En cuanto a la guerra en territorio europeo, pendiente de resolución, fue un puñal en el pecho de la civilización occidental: adiós a la paz kantiana. ¿Cuántos países intervienen hoy en un conflicto que, en el inicio, parecía bilateral? ¿Puede abrirse una puerta que desencadene otros conflictos similares en el área de influencia centroeuropea, o en otros puntos del mundo?
La “inseguridad alimentaria”, una manera elegante de llamar a la mortal enfermedad del hambre aumentó, y actualmente azota al 10% de la población global, unos 800 millones de personas: tres veces la población entera del Brasil. La guerra entre Rusia y Ucrania, por el potencial alimentario de ambos países, sumará unos 13 millones más, y jaqueará definitivamente a las naciones que dependen enteramente de sus envíos (por caso Somalía, el país más vulnerable del planeta para 2023). En nuestra región americana, durante 2019 y 2021 la cantidad de personas con hambre aumentó un 30%.
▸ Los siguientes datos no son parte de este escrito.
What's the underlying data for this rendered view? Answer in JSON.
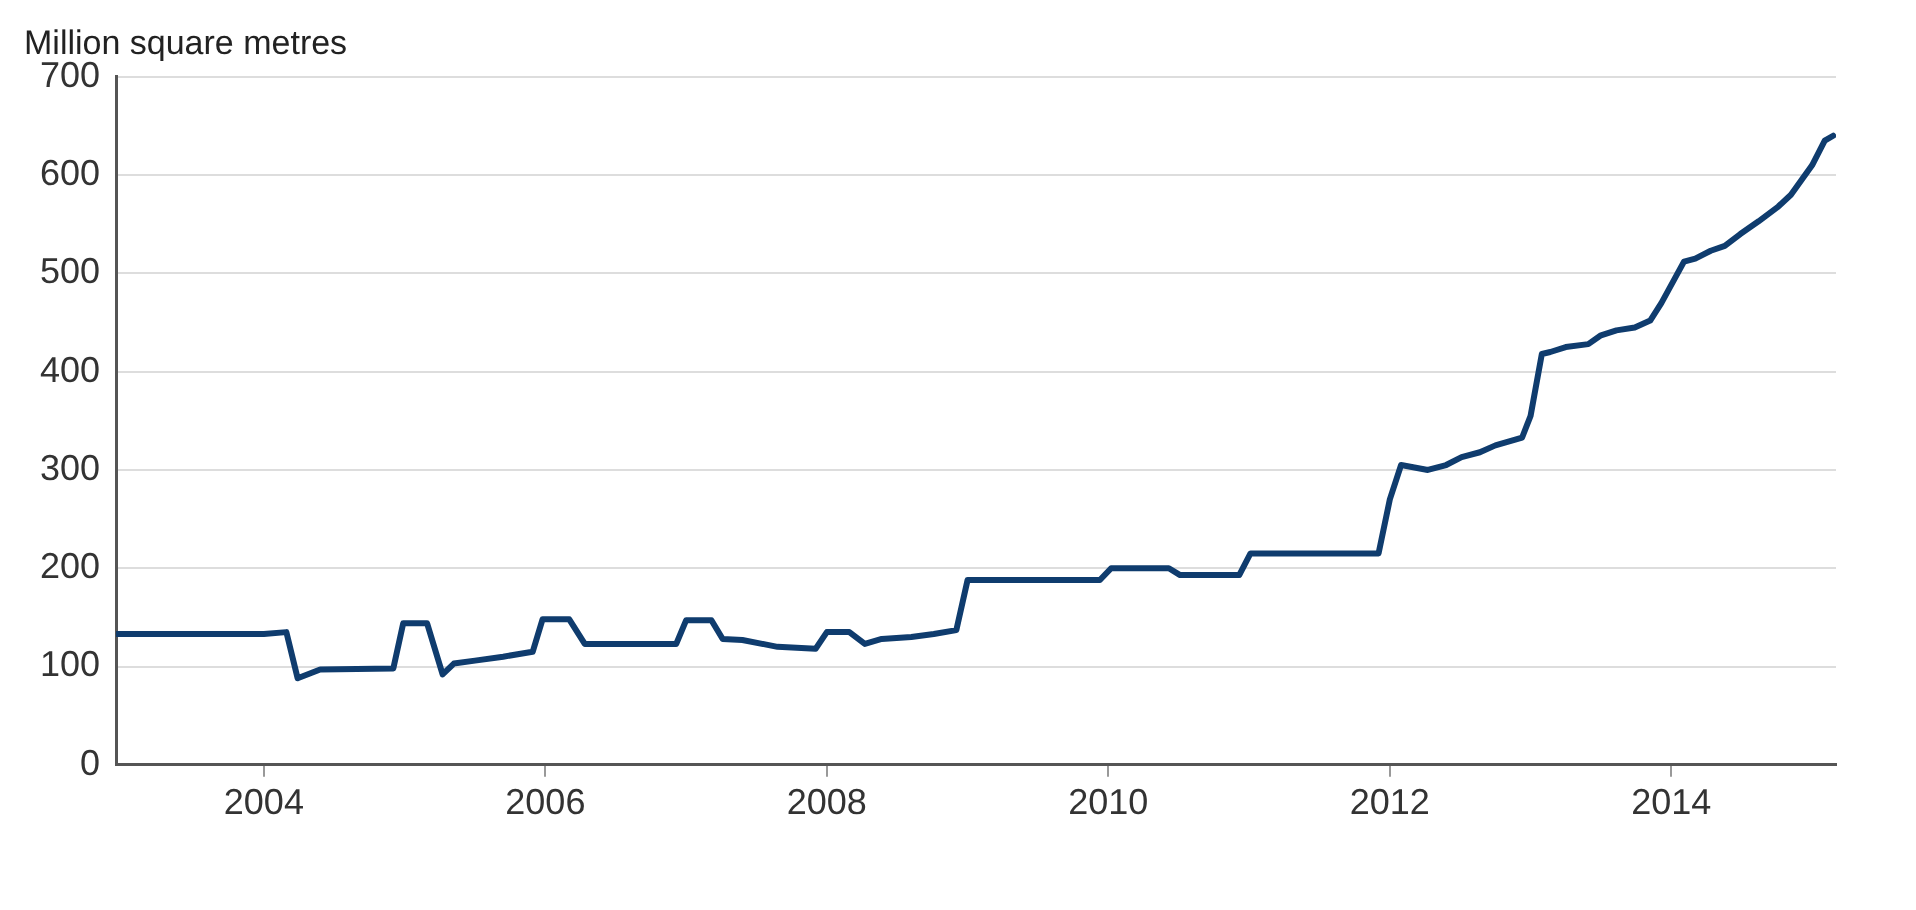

No debemos ignorar la profunda crisis de la política como mecanismo de entendimiento entre los humanos, tampoco la decadencia de la democracia como sistema de gobierno. Sin líderes convincentes ni convocantes, hace tiempo que no tratamos de mejorarla: sólo procuramos no perderla. Pasa en Argentina, pero también en el mundo entero. La crisis de insatisfacción de demandas sociales desencadenó la epidemia de la ansiedad, y tampoco parece tener un cauce.
Nada nos puede hacer pensar que controlamos lo inevitable; ni siquiera alentar una mayor producción o crecimiento económico en el mundo. Hay una recesión global a la vuelta de la esquina. La pandemia, la guerra, la pobreza, el cambio climático nos asolan. La inseguridad afecta la noción de lo “vital”.
La crisis se vuelve regla. Así transcurre el siglo XXI. Por más que estrenemos calzones (en particular rojos), comamos uvas, arrojemos baldazos por la ventana o nos paseemos por la cuadra con una valija; por más que brindemos con amigos (o no tanto) y auguremos un “próspero año nuevo”, seremos (todos) vulnerables. Aunque los atavismos a la carta nos ayudan a disfrazarlo, porque, como decía T. S. Eliot, “la Humanidad no puede soportar mucha realidad”. Es que los ritos redimen y la realidad mata. Pero, entre ambos, fluye la vida.